Other organizations are also taking donations, including United Way of the Midlands (which offers you the option of choosing which community to send money to), The Salvation Army, Convoy of Hope, and The Nebraska Farm Bureau Disaster Relief Fund. The latter prioritizes rural and agricultural communities; according to The Washington Post, the storm is expected to destroy at least $800 million worth of crops and livestock in Nebraska.
Where To Donate Goods
If you live in Omaha, the Salvation Army needs clean-up supplies such as disinfectant, shovels, masks, and tarps, according to the Omaha World-Herald. It's also accepting donations of bottled water. You can donate nonperishable food to the Family Fare grocery store in Blair, which has taken up collections for victims.

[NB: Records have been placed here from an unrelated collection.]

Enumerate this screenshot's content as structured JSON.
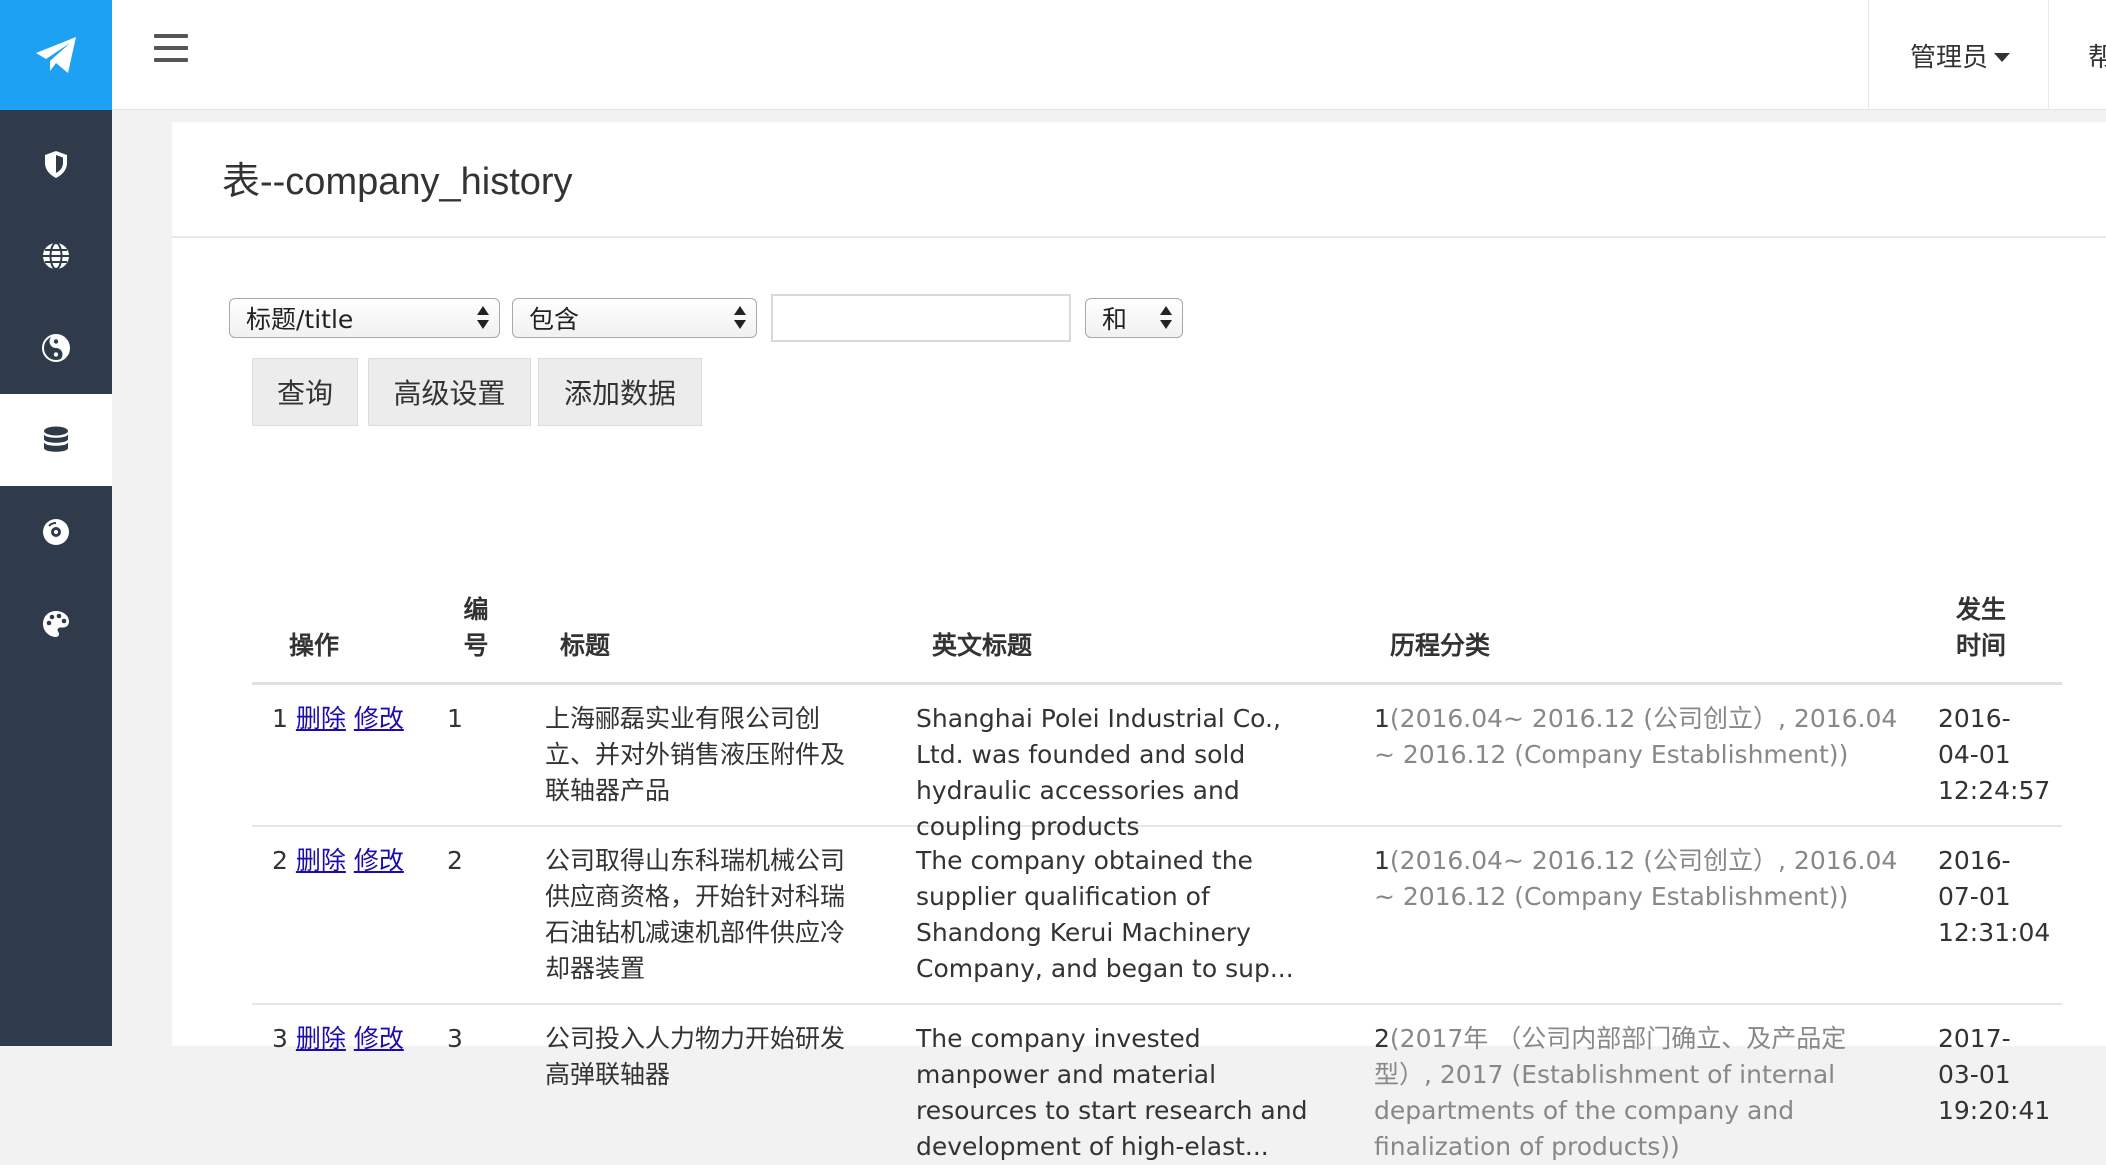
{
  "header": {
    "user_menu_label": "管理员",
    "help_menu_label": "帮"
  },
  "sidebar": {
    "items": [
      {
        "icon": "shield-icon"
      },
      {
        "icon": "globe-icon"
      },
      {
        "icon": "yin-yang-icon"
      },
      {
        "icon": "database-icon",
        "active": true
      },
      {
        "icon": "disc-icon"
      },
      {
        "icon": "palette-icon"
      }
    ]
  },
  "page": {
    "title": "表--company_history"
  },
  "filter": {
    "field_select": "标题/title",
    "operator_select": "包含",
    "value_input": "",
    "logic_select": "和"
  },
  "buttons": {
    "query": "查询",
    "advanced": "高级设置",
    "add": "添加数据"
  },
  "table": {
    "headers": {
      "ops": "操作",
      "id": "编号",
      "title": "标题",
      "en_title": "英文标题",
      "category": "历程分类",
      "time": "发生时间"
    },
    "delete_label": "删除",
    "edit_label": "修改",
    "rows": [
      {
        "index": "1",
        "id": "1",
        "title": "上海郦磊实业有限公司创立、并对外销售液压附件及联轴器产品",
        "en_title": "Shanghai Polei Industrial Co., Ltd. was founded and sold hydraulic accessories and coupling products",
        "category_id": "1",
        "category": "(2016.04~ 2016.12 (公司创立）, 2016.04 ~ 2016.12 (Company Establishment))",
        "time": "2016-04-01 12:24:57"
      },
      {
        "index": "2",
        "id": "2",
        "title": "公司取得山东科瑞机械公司供应商资格，开始针对科瑞石油钻机减速机部件供应冷却器装置",
        "en_title": "The company obtained the supplier qualification of Shandong Kerui Machinery Company, and began to sup...",
        "category_id": "1",
        "category": "(2016.04~ 2016.12 (公司创立）, 2016.04 ~ 2016.12 (Company Establishment))",
        "time": "2016-07-01 12:31:04"
      },
      {
        "index": "3",
        "id": "3",
        "title": "公司投入人力物力开始研发高弹联轴器",
        "en_title": "The company invested manpower and material resources to start research and development of high-elast...",
        "category_id": "2",
        "category": "(2017年 （公司内部部门确立、及产品定型）, 2017 (Establishment of internal departments of the company and finalization of products))",
        "time": "2017-03-01 19:20:41"
      }
    ]
  }
}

First responders could also use assistance: Both Joseph's Coat Ministries and the Community of Christ Church are taking donations of towels, blankets, bottled water, adult socks, and packaged snacks for them, according to the Herald.
If you have hay, fencing, or feed stuffs to donate, you can do so through the Nebraska Department of Agriculture, per PBS.
People in northwestern Iowa can donate food to the The Food Bank of Siouxland, which PBS reports is making deliveries to victims.
How To Volunteer
The Nebraska Department of Agriculture is looking for volunteers, according to PBS, and you can call 1-800-831-0550 to sign up. The Salvation Army also needs help: Go to registertoring.com, enter the name of a nearby community affected by the flooding, and choose the option "Flood Relief 2019 Volunteering" under the "location" category.
Nebraska Volunteer Organizations Active in Disaster and United Way are partnering to help with cleanup efforts, a liaison for the former group tells Bustle. To volunteer, call 211. To request help, call 833-556-2476.
Many people across the Midwest have experienced the worst flooding they've seen in their lifetimes. Nebraska Gov. Pete Ricketts said Monday that the area had been hit by "the most extensive damage our state has ever experienced."